Somehow, the subtle scares work despite Aster’s preoccupation with layering a tapestry of [just enough] hints to send some on a wild-goose chase when a simple premise of one grieving woman’s unraveling mind sufficed on its own. To his credit, he spares viewers the diversion of, for example, having those mysterious scribbles explained, and further taking them out of the movie. It’s only that, on the one hand, the minutiae were not all of equal importance. On the other, she fashions a diorama of a scene she bore no witness to. Why? Just so Aster could give an old friend a job?
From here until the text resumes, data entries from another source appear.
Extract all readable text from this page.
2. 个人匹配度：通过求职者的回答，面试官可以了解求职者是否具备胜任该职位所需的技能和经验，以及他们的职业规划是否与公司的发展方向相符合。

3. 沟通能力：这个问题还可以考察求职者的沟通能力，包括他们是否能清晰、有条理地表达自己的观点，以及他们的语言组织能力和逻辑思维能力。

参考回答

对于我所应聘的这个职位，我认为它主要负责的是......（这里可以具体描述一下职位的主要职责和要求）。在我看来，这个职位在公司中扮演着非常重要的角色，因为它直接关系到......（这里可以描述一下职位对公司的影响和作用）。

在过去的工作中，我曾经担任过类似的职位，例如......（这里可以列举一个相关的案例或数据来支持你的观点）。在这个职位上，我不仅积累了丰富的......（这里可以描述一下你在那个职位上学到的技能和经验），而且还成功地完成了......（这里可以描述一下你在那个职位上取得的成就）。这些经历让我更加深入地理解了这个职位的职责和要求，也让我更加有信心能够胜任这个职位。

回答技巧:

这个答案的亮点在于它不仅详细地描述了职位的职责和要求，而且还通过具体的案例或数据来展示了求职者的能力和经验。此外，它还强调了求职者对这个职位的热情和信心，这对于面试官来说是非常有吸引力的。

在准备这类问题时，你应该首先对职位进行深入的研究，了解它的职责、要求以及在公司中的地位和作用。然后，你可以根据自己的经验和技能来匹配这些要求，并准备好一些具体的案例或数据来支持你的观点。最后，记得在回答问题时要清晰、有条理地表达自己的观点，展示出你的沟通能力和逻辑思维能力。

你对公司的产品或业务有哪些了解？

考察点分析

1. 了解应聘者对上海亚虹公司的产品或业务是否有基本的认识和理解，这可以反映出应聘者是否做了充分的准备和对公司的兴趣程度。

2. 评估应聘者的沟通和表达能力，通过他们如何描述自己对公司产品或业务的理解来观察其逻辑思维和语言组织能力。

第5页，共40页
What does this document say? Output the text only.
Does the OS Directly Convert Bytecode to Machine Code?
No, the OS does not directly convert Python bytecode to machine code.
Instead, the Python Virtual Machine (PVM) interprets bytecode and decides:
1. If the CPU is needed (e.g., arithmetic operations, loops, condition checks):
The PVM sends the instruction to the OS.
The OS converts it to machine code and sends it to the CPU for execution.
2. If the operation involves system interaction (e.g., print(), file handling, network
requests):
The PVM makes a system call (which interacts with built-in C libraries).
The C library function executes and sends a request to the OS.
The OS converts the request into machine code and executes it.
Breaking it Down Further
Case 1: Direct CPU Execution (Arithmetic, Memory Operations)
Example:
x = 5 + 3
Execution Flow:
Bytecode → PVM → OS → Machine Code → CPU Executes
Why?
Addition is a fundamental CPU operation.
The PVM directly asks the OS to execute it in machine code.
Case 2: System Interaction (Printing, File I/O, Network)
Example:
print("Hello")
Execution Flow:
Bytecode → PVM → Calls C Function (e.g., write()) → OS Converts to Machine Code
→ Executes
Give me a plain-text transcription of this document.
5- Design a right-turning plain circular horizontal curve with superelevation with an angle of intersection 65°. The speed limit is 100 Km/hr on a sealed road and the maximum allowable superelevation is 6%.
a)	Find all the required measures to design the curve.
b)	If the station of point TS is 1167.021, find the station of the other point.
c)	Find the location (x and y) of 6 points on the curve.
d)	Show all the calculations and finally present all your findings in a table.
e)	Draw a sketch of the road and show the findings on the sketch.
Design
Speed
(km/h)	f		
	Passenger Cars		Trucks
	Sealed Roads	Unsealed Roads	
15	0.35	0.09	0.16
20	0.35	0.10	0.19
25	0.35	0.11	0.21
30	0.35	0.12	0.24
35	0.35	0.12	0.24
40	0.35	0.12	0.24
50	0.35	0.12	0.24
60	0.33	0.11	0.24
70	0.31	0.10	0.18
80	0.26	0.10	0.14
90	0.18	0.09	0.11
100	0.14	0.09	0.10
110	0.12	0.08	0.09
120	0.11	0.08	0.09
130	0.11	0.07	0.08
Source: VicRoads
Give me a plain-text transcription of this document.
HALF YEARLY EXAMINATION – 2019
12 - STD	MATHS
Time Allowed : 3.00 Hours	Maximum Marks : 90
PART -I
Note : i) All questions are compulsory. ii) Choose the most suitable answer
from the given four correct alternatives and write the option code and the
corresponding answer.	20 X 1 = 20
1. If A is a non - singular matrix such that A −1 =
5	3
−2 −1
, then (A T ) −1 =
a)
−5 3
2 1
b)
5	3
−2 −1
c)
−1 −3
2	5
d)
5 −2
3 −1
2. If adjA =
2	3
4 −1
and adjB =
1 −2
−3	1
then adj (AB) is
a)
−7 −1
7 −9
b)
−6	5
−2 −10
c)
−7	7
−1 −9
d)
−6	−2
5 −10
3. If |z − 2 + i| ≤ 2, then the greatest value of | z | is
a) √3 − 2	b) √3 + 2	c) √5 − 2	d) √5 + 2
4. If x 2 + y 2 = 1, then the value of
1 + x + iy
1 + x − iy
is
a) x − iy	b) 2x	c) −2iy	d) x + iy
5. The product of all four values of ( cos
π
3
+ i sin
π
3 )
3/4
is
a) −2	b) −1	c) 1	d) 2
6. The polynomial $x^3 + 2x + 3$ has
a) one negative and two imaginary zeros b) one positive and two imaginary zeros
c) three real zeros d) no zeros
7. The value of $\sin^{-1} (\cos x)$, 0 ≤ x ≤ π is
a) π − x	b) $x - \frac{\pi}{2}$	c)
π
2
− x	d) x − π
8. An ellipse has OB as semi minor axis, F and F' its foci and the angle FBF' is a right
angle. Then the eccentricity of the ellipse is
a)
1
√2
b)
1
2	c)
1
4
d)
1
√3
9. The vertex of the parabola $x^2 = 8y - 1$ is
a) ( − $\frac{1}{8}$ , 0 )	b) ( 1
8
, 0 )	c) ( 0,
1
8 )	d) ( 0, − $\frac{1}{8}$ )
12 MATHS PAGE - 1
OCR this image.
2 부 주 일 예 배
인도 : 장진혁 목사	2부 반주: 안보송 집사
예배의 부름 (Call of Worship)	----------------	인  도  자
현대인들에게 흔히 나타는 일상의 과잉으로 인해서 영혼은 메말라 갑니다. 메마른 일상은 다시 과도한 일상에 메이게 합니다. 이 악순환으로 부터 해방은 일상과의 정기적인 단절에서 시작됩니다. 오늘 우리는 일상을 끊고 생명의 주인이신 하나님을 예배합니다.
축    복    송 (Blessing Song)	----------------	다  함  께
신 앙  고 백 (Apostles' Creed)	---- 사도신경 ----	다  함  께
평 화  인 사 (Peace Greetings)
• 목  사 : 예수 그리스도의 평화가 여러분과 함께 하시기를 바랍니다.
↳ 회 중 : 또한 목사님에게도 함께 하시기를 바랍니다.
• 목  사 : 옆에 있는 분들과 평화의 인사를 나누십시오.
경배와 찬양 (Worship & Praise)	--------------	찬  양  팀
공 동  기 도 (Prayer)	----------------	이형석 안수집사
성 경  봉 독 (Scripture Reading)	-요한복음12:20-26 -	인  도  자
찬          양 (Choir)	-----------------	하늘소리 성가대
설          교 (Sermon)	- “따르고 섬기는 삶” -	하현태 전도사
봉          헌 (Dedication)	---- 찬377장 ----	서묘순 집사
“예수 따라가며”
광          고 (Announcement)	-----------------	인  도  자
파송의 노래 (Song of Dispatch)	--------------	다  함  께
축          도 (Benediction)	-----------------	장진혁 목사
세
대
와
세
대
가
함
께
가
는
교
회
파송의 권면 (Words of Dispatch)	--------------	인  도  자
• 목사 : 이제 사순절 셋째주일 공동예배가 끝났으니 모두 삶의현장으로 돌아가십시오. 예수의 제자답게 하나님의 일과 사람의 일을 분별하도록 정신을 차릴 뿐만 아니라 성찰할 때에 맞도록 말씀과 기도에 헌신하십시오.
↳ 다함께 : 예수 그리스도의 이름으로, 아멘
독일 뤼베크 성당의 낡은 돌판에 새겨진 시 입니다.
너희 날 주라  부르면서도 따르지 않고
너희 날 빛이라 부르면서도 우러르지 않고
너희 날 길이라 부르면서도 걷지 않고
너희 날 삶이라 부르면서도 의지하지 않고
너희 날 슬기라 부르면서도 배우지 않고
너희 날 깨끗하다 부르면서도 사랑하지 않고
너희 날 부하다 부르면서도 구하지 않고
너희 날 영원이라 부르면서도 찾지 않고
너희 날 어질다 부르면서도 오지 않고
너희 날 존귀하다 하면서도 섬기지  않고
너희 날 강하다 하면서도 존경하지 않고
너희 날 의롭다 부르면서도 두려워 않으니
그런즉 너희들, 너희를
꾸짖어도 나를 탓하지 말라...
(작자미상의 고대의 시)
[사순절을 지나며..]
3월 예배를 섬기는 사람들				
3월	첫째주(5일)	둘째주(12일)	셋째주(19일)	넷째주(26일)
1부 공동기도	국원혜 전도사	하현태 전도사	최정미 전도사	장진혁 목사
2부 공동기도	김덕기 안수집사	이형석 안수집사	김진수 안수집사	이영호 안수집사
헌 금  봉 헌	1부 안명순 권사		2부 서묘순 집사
So here we have a fractured family with a history of mental illnesses—perhaps agendas, also—passed down through generations. Whether corporeal or supernatural, this influence is predatory and unsettling to behold at length because of Colette’s ability to coax empathy out of the viewer. Aster’s choice of writing Toni in a work-from-home part anchors the creeping isolation to the film’s logic. And the house, its occupants, and their minimal contact with the outside world, all add to the seclusion. Try as one might, how much of that is by design or default, is due to circumstance or learned behavior, is hard to distinguish with Annie. But seldom is a film this efficient in its austere use of locales, this liberal in flooding the frame with triggers and stimuli, and somehow still effective in commanding attention. Any comparison to those classics of yore, however, must pass through a recent entry first; Egger’s debut, The Witch.